I wonder how many syndromes should a drug be approved for before it becomes clear that it should have a broader indication and label. In this case, the most appropriate indication would have been “epileptic encephalopathies” or “developmental encephalopathies” or similar, given that the drug appears to behave similarly in all of them. This is what the scenario C is about, drugs that treat a general symptom and should therefore have an indication that is broader than a single individual syndrome (or four).
Recently Takeda started a Phase 2 trial in collaboration with Ovid Therapeutics that is recruiting patients diagnosed with any type of epileptic encephalopathy for treatment with their drug TAK-935. This is what is known as a “basket trial”, where multiple indications are combined. Basket trials started in oncology but this is the first time that we see it run with a mix of epilepsy syndromes. The Takeda trial is not a pivotal trial so it won’t lead to an approval, but it gives me hope that we will one day see this mix of refractory epilepsy syndromes considered as a single indications for drugs that, like the Takeda drug, have mechanisms of action that don’t make them specific for one particular syndrome. As I see it, the basket trial approach should be the future trial design for such drugs, and the broad-label indication should also be the preferred indication unless the product has reasons to only work in a particular syndrome or seizure type.
An interesting consequence of broadening the indication towards this “umbrella” indication might be that it is not longer considered orphan, and therefore the product is no longer eligible for the orphan development pathway and incentives. The answer to this question has important regulatory and commercial implications.

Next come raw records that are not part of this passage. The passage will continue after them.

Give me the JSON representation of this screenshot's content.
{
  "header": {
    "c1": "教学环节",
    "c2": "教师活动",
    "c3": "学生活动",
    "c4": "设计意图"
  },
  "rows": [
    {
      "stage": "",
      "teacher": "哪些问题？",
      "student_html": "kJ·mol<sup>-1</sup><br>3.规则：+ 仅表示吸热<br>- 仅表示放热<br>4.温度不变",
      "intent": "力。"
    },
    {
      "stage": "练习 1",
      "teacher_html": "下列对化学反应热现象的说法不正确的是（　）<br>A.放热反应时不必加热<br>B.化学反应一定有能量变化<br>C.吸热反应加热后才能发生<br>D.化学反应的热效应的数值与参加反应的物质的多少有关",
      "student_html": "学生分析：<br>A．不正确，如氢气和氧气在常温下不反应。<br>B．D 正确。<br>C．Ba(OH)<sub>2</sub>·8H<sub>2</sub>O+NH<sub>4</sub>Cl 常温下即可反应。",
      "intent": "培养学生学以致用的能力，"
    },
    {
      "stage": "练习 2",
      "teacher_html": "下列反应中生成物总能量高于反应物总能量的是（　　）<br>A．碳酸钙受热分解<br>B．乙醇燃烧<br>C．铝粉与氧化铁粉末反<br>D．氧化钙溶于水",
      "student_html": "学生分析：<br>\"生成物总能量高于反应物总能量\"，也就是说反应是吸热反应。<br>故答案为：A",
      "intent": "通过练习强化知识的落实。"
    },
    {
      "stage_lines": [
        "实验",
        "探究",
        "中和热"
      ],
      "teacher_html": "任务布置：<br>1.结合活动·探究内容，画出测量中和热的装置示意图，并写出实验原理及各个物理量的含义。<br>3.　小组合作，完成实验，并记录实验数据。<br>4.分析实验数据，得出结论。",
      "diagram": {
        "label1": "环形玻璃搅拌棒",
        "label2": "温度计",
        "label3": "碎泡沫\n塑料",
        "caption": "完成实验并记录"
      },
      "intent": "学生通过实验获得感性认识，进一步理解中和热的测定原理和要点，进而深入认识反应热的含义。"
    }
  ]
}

Last, one of the most important aspects of this broad-label scenario C is not the benefit it might bring to drug developers, but the impact it will have towards making sure that all patients with rare epilepsies get access to new medications. Some of the syndromes have patients that can be counted in the low hundreds or even less. The best way to facilitate the development of new medicines for these ultra-rare syndromes is making it possible for them to go together with the other syndromes that share common phenotypes when it comes to evaluating and approving symptomatic drugs. This approach makes medical sense because it is also the same way that physicians work with these syndromes in their regular practice, and it will enable them to stop relying on off-label use of medications.
In conclusion, we have a few things to work on when it comes to the debate between genetic and symptom-base syndrome classification:
– First, we need to understand that both classifications are needed because they address different aspects of the disease: the cause and the clinical manifestation.
– Second, as drugs that treat the genes/proteins and not just the symptoms get into clinical trials, we need to be willing to switch from indications that follow the classical (phenotypic) syndrome classification to indications that reflect the drug mechanism so that it can be used across multiple classical syndromes.
– And last, we need to identify better regulatory pathways to make sure that the ultra-rare syndromes can get drugs approved for them as well. In the case of epilepsy this means considering the umbrella indication of epileptic encephalopathies or similar as opposed to artificially slicing indications unless the drug has a syndrome or seizure type-specific mechanism of action.
I hope all of these points will also create a new debate and have an important position in the agenda of the next the International Epilepsy Congress. Until then, I would appreciate your comments and thoughts.